Softer US services activity cast a pall over Wall Street, with stock markets broadly weaker as investors continue to weigh up whether the Federal Reserve will cut interest rates as aggressively as they’d like.
Meanwhile, the US trade deficit narrowed in June as the effects President Donald Trump’s new world trade order start to bite, with new tariffs coming for semiconductors and pharmaceuticals in the next week or so.
Sharesies’ favourite Palantir Technologies extended its gains after lifting June quarter earnings more than 50% as the data analysis firm enjoyed the patronage of a White House wanting costs to be cut and greater use of artificial intelligence.
And New Zealand’s June quarter employment figures are expected to show a pick-up in the unemployment rate and subdued wage inflation, keeping alive expectations for the Reserve Bank to cut the official cash rate.
Bad service
Stocks on Wall Street were weaker, with the S&P 500 slipping 0.4% in late trading after a softer-than-expected reading from the ISM services survey, showing a small expansion in activity, with the sub-indices reporting shrinking employment and rising costs.
“The data plays to the view that US inflation will remain sticky and economic growth momentum is weakening, as was clearly evident in last week’s data releases, including GDP figures for those willing to look past the headline bounce,” Bank of New Zealand senior markets strategist Jason Wong said in a note.
Weak US jobs data last week raised expectations the Federal Reserve will have to lower the federal funds rate, and investors are turning their mind to who the White House will appoint to the federal open market committee after its latest resignation.
Separately, US trade data showed a narrowing of the nation’s trade deficit, due largely to a sharp decline in consumer imports in June, as President Donald Trump’s wide-ranging tariff plans started to effect shipping behaviour.
Trump said he plans to announce tariffs on semiconductors and pharmaceuticals in the next week or so.
The kiwi dollar traded at 58.94 US cents at 7am in Auckland from 58.98 cents yesterday.
US corporate earnings season continued with Palantir surging 6.5% after reporting a 53% increase in June quarter earnings, and crossing the US$1 billion quarterly revenue mark for the first time.

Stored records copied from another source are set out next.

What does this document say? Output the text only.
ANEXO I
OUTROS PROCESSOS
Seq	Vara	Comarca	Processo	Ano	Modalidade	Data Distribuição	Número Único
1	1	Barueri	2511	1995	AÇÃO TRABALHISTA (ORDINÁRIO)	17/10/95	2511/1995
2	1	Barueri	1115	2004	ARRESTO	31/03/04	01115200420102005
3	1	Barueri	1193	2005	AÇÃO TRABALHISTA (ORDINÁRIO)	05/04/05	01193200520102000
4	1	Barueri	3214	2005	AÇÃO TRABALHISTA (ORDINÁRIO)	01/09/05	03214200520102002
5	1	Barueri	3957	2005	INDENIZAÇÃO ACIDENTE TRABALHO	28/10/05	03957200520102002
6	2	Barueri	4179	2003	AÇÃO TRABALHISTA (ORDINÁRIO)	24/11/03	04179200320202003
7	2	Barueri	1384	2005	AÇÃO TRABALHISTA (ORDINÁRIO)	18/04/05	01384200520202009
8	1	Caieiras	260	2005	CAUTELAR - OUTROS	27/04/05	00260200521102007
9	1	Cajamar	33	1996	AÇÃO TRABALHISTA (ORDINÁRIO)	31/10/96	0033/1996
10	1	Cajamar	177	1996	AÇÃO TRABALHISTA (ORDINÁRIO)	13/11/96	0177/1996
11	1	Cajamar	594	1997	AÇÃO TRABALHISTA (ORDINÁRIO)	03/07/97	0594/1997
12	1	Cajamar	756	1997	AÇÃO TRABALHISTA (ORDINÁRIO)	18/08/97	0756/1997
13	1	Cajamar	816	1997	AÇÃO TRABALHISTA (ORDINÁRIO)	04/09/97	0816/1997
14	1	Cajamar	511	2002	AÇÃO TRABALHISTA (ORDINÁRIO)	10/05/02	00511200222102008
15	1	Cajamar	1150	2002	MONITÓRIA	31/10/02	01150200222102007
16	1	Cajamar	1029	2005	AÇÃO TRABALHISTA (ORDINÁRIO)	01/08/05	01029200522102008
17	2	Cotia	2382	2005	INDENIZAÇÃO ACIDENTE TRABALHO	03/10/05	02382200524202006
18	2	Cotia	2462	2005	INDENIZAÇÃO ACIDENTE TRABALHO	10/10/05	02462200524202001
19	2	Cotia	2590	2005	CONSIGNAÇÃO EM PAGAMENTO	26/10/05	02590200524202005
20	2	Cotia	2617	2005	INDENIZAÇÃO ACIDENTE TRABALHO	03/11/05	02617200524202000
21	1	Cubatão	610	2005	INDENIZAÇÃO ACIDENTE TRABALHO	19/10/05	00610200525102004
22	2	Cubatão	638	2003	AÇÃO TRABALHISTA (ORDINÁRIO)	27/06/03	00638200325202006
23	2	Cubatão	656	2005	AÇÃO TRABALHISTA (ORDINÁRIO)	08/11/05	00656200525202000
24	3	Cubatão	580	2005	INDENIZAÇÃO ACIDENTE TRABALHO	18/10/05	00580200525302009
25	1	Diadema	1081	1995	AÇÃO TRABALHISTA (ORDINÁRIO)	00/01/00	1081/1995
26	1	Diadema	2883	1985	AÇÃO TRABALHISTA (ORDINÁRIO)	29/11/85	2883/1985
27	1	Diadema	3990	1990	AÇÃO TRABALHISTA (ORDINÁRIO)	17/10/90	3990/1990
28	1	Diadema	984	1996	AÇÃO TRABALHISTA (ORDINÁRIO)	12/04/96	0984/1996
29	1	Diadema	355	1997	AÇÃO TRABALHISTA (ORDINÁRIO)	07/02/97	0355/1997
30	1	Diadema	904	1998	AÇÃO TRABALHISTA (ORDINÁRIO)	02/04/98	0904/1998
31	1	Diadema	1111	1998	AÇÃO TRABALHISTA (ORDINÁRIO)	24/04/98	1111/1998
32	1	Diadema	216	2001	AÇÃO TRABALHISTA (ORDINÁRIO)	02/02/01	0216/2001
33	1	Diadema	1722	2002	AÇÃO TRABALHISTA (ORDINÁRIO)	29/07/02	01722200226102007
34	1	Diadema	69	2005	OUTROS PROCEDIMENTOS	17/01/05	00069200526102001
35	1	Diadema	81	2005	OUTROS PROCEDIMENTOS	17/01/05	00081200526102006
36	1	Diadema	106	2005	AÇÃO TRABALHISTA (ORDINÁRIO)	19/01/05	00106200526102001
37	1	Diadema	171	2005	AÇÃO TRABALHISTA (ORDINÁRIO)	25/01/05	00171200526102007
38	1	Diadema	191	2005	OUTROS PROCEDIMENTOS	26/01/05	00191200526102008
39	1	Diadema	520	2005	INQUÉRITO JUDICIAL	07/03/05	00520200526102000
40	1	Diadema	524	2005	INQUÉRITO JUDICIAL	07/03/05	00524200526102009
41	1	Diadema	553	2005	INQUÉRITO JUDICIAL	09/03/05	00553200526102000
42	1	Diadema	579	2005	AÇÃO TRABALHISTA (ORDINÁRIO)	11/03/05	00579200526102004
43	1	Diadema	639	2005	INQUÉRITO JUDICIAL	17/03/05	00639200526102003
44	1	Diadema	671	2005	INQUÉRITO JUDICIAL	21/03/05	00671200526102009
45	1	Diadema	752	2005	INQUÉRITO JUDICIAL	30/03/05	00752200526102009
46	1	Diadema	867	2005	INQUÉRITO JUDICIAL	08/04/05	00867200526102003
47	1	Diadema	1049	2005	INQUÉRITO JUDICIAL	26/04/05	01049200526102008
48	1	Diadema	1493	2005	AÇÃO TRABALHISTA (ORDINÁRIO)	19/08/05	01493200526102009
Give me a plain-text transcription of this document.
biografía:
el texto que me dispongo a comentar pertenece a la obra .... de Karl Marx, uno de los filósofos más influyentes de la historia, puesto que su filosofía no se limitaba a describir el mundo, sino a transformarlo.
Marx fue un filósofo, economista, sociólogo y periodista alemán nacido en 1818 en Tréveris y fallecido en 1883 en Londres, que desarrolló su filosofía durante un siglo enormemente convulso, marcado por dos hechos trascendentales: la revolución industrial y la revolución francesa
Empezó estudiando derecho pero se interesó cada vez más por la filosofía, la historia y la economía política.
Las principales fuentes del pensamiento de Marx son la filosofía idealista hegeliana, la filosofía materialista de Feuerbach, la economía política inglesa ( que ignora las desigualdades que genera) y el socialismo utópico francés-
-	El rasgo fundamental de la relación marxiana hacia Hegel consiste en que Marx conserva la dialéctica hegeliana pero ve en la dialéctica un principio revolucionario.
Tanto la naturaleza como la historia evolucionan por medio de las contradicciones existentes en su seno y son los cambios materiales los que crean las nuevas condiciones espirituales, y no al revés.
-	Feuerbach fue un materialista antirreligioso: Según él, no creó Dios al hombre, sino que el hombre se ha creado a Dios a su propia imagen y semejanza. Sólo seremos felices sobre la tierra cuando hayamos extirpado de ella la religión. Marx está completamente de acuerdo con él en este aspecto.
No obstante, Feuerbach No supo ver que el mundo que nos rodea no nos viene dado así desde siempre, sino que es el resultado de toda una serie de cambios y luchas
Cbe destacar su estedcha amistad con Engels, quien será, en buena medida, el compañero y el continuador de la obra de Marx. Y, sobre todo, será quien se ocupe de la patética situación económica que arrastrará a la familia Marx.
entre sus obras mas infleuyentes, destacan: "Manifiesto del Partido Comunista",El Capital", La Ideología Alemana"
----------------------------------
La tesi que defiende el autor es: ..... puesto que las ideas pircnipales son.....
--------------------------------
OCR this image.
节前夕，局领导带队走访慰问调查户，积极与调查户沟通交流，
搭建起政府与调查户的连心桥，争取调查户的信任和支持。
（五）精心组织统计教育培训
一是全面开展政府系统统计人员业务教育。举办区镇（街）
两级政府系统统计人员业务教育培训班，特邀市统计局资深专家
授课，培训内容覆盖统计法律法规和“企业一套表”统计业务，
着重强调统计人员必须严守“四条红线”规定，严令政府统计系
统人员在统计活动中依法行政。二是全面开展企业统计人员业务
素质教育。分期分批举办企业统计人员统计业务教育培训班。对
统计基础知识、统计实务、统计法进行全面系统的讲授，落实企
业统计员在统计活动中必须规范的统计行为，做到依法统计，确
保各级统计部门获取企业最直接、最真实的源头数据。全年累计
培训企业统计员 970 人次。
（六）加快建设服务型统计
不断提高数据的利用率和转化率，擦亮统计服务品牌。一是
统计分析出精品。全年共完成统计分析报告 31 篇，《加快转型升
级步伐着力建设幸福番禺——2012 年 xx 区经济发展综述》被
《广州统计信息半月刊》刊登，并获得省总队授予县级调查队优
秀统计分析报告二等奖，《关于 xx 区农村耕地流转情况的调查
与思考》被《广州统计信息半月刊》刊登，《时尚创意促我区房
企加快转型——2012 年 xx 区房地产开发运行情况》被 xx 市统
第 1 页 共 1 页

The company has been a beneficiary of the Trump administration, securing federal government deals to help cut costs and implement greater use of AI technologies.
Out of love
Meanwhile, Hims & Hers slumped after missing earnings expectations, having broken up with Ozempic-maker Novo Nordisk over its sale of copycat weight-loss drugs.
Pfizer rallied after beating earnings expectations, while equipment maker Caterpillar nudged higher as it reported a mixed result, with tariffs expected to slice up to US$1.5 billion from its annual bottom line.
Stocks across the Atlantic were generally stronger, with the UK’s FTSE 100 index up 0.2% and Germany’s DAX 30 gaining 0.4%.
Liquor company Diageo climbed 4.9% after forecasting flat sales for 2026 and lifting its target to cut costs, while oil major BP advanced 2.8% after beating profit expectations, saying it’s reviewing how to best develop oil and gas production assets and is considering more savings to boost shareholder returns.
Local data today include June quarter employment figures, which are expected to show the unemployment rate rose to 5.3% and subdued wage inflation.
The Reserve Bank is reviewing monetary policy later this month, with traders almost fully pricing in a 25 basis point cut to the 3.25% official cash rate.
Cancer diagnostics firm Pacific Edge is holding its annual meeting in Auckland today, having raised $20.7 million from a placement and share purchase plan in recent weeks.
Meanwhile, earnings season picks up a little pace across the Tasman with News Corp, REA Group, Pinnacle Investment Management Group and AMP among those reporting.
Australian futures are pointing to a 0.2% gain for the S&P/ASX 200 index when trading opens.